In many ways, Mourn is an immature record, although that’s hardly an insult in their case. As ripe with classic guitar crunch as it is with teenage fury, each ravenous track is a furious sway between indie rock sensibilities and punk-rock anger. “Your Brain Is Made Of Candy”, its opening track, has an audibly difficult time holding itself back during singer Jazz Rodríguez Bueno’s opening soliloquy, with guitar and drums growling louder, looser, and less reined-in towards the back half of the song. It’s exciting to hear young punks fight their songwriting instincts in “Dark Issues”—and even when Rodriguez is at her most beautiful you can hear the instrumentation behind her try to push her to scream and yell and vent.

Even if Mourn isn’t a band that reads like a tourist’s guide to Barcelona—and they don’t—it’s hard to imagine the quartet as an American offering, even with Rodriguez’ English lyrics and only faint wisps of an accent, and perhaps that’s their biggest appeal. Mourn is a tale of handing ’70s punk rock to a new generation with those same kinds of problems—and a US or Canadian Gen Y doesn’t really have those same things to complain about anymore. While musicians known for their age in North America—like Wavves’ Nathan Williams or Mac DeMarco—have been trending towards slacker rock and upturned noses, it’s terrifically refreshing hearing a band really dish out their anger.

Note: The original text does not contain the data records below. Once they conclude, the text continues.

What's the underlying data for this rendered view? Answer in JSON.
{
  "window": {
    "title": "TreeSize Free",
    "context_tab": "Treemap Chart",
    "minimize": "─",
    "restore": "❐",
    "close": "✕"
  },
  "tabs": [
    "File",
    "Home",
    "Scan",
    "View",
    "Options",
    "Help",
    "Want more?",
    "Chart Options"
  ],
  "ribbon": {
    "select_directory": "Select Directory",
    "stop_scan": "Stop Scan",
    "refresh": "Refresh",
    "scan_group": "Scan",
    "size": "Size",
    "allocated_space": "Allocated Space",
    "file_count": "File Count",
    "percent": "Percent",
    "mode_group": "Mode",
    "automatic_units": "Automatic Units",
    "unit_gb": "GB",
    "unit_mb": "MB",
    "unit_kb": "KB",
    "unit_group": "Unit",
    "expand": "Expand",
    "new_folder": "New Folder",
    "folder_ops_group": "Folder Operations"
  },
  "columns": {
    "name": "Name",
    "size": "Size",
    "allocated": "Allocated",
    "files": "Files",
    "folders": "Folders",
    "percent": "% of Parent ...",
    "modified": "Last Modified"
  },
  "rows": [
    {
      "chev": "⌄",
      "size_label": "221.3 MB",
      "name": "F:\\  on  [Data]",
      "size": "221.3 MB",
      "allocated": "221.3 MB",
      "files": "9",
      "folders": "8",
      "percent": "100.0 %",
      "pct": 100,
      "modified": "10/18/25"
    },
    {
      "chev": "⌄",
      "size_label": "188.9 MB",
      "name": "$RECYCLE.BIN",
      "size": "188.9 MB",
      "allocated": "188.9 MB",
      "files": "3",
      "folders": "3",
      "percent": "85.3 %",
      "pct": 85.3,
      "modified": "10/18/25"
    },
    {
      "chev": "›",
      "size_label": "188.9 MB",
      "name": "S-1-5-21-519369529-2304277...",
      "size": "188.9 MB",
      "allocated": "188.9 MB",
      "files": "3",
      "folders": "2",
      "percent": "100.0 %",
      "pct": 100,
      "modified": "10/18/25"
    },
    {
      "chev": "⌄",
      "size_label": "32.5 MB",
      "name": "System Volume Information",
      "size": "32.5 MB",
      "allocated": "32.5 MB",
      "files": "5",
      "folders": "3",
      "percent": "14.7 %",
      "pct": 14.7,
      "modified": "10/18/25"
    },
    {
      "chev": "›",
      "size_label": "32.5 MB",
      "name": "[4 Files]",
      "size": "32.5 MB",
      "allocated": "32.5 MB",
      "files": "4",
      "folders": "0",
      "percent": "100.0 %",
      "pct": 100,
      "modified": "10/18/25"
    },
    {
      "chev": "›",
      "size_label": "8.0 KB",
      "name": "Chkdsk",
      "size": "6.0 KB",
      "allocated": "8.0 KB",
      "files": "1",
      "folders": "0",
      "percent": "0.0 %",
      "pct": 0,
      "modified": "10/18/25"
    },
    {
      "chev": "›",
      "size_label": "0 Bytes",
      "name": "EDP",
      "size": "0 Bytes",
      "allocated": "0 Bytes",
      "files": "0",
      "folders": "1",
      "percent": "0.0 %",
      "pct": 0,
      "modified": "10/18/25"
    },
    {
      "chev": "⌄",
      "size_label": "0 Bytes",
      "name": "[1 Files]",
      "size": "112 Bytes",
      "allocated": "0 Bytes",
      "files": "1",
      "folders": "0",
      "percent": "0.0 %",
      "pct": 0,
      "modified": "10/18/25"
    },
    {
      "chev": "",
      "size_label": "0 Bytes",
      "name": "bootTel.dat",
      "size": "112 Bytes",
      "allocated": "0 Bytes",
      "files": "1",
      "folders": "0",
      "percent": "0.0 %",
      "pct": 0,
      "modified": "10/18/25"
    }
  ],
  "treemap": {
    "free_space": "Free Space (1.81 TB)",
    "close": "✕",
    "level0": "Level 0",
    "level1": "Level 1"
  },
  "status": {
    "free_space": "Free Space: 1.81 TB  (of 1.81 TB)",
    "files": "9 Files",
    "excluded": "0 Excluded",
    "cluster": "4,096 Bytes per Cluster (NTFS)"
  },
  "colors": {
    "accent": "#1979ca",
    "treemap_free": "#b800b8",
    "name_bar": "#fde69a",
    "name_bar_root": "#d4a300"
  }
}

The refrain in “Marshall”, “when will you shut up?” doesn’t pretend to be more sophisticated than it is, a trend that Mourn carries through their 10-track run not apologetically.

The Barcelona rockers might not resonate with everybody—particularly those who have only recently suffered through their own years of teenage angst, or are so far removed from their high-school lives to render Mourn’s snarky subject matter alien. For everyone else, either living through teenage misery themselves or far enough away from it to appreciate Mourn’s sincerity over their expressionism, their self-titled debut is poignant and full of powerful energy.